Your visitors detest “marketese.” Unfortunately, your landing page was probably written in this kind of over-the-top promotional style. It usually involves a lot of boasting and unsubstantiated claims. Your claims are probably not true anyway, but even if they are you can use different language to make your point.

Marketese may be (barely) acceptable in your press releases when you are trying to puff up your company and accomplishments. But on your landing page it spells disaster. Marketese requires work on the part of your visitor. It saps their energy and attention, and forces them to spend time separating the content from the fluff. It also results in much longer word counts. You are missing an enormous opportunity by not creating a hype-free zone on your landing page.

How to Avoid Writing in Marketese
  • Do not use any adjectives
  • Provide only objective information
  • Focus on the needs of your audience

Save your visitors the aggravation and only tell them what they want to hear. Your editorial tone should have the following attributes:

  • Factual: Writing factually will take a little work. It is difficult to stop making subjective statements. You may catch yourself lapsing into marketese at unexpected moments. But stick with it. You will be amazed at how much more effective your writing will be. Remember, your visitor is not looking to be entertained, and certainly not to be marketed to. They are there to deal with a specific need or problem that they have.

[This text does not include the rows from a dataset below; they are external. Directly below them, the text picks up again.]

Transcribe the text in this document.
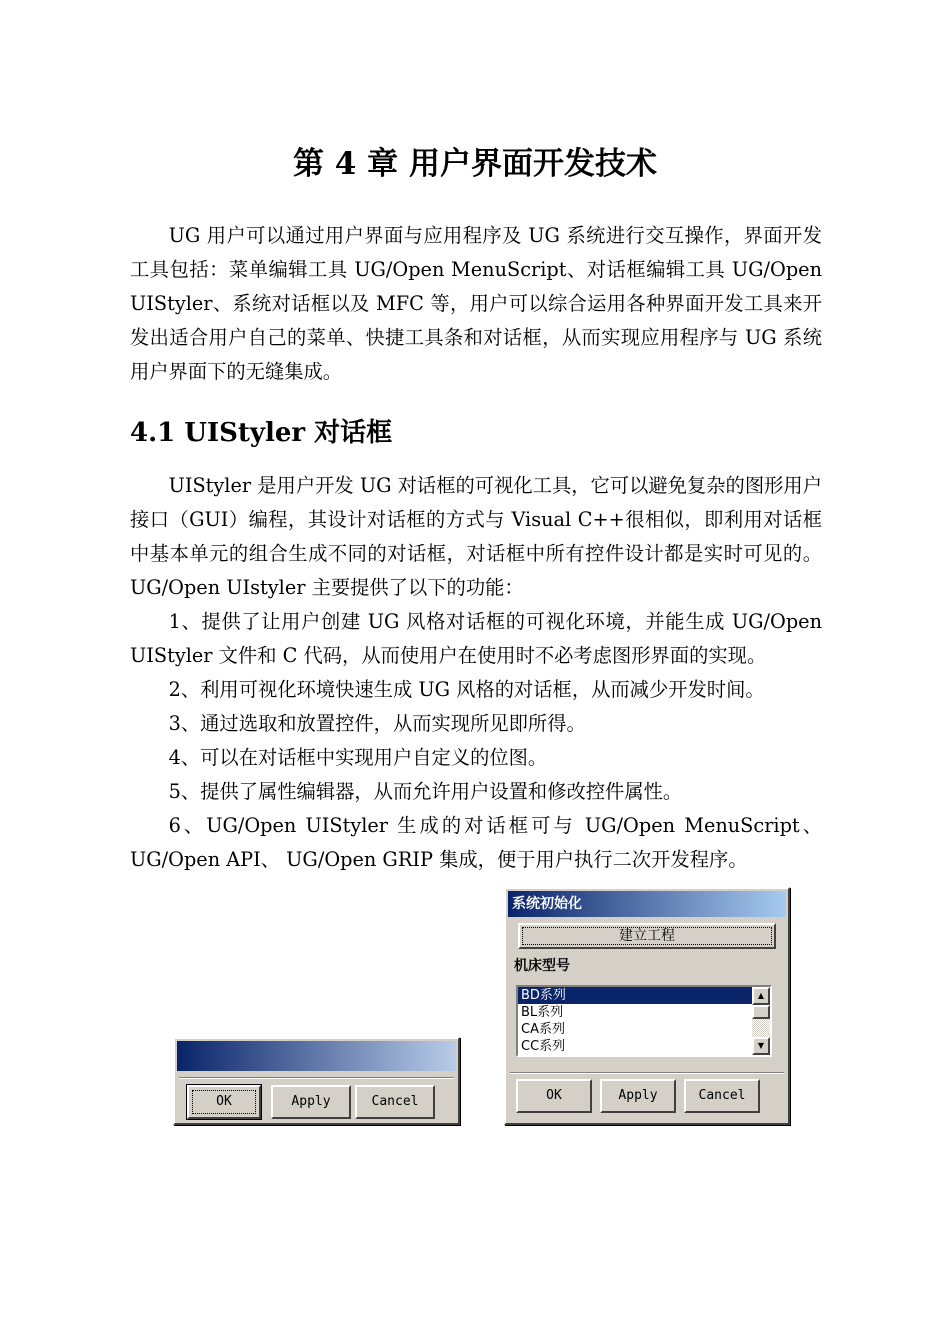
第 4 章 用户界面开发技术

UG 用户可以通过用户界面与应用程序及 UG 系统进行交互操作，界面开发工具包括：菜单编辑工具 UG/Open MenuScript、对话框编辑工具 UG/Open UIStyler、系统对话框以及 MFC 等，用户可以综合运用各种界面开发工具来开发出适合用户自己的菜单、快捷工具条和对话框，从而实现应用程序与 UG 系统用户界面下的无缝集成。

4.1 UIStyler 对话框

UIStyler 是用户开发 UG 对话框的可视化工具，它可以避免复杂的图形用户接口（GUI）编程，其设计对话框的方式与 Visual C++很相似，即利用对话框中基本单元的组合生成不同的对话框，对话框中所有控件设计都是实时可见的。UG/Open UIstyler 主要提供了以下的功能：

1、提供了让用户创建 UG 风格对话框的可视化环境，并能生成 UG/Open UIStyler 文件和 C 代码，从而使用户在使用时不必考虑图形界面的实现。
2、利用可视化环境快速生成 UG 风格的对话框，从而减少开发时间。
3、通过选取和放置控件，从而实现所见即所得。
4、可以在对话框中实现用户自定义的位图。
5、提供了属性编辑器，从而允许用户设置和修改控件属性。
6、UG/Open UIStyler 生成的对话框可与 UG/Open MenuScript、UG/Open API、 UG/Open GRIP 集成，便于用户执行二次开发程序。
OK	Apply	Cancel
系统初始化
建立工程
机床型号
BD系列
BL系列
CA系列
CC系列
▲
▼
OK	Apply	Cancel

The best kind of information you can give them is objective in nature.
  • Task-oriented: Task-oriented writing is focused on the roles, tasks, and sales-funnel steps that are required to move your visitors through the conversion action. You should organize your text in the order that the visitor is likely to need it. For example, a big-ticket consumer product site might lay out the following high-level steps for the buying process: research, compare, customize, purchase.
  • Precise: It is critical to be clear in Web writing. The audience can be very diverse and can bring a variety of cultural backgrounds to their interpretation of your language. Be careful about your exact choice of words. Never try to be funny or clever. Do not use puns, metaphors, or colloquial expressions.
  • Concise: Become a word miser. Ask yourself, “How can I make this even shorter? Do I really need to communicate this at all?” Brevity has several advantages. It increases absorption and recall of information. It shortens the time that visitors spend reading it – minimizing the likelihood of increased frustration and impatience. It supports the goals of inverted pyramid writing, and the scannable text requirements described in the next section.

Format

Since people don’t read the Web, the format of your writing should support their opportunistic scanning behavior. Use the following guidelines to help you write scannable text:

  • Write in fragments or short sentences (don’t worry about grammatical correctness if you have made yourself clear).
  • Use digits instead of words to write out numbers (e.g., “47” instead of “forty seven”)
  • Highlight important information-carrying words (do not highlight whole sentences; stick to two- or three-word phrases).
  • Use clear, emphasized titles for page headings and important subheads.
  • Use ordinary language (avoid industry jargon and acronyms that are not widely understood).
  • Use active voice, and action verbs.
  • Use bullet lists instead of paragraphs.
  • Keep lists between three and seven items (the limit of human short-term memory “chunking”).
  • Do not use more than two levels for lists or headings.
  • Use descriptive link text (describing the information on the target page).
  • Use supporting links to maintain present supplemental information and “see also” cross-referenced information.

If you review your website or landing pages with a critical eye and faithfully implement the recommendations above, I can guarantee that you will make a better and more persuasive connection with your visitors. This in turn should make your cash register ring more often.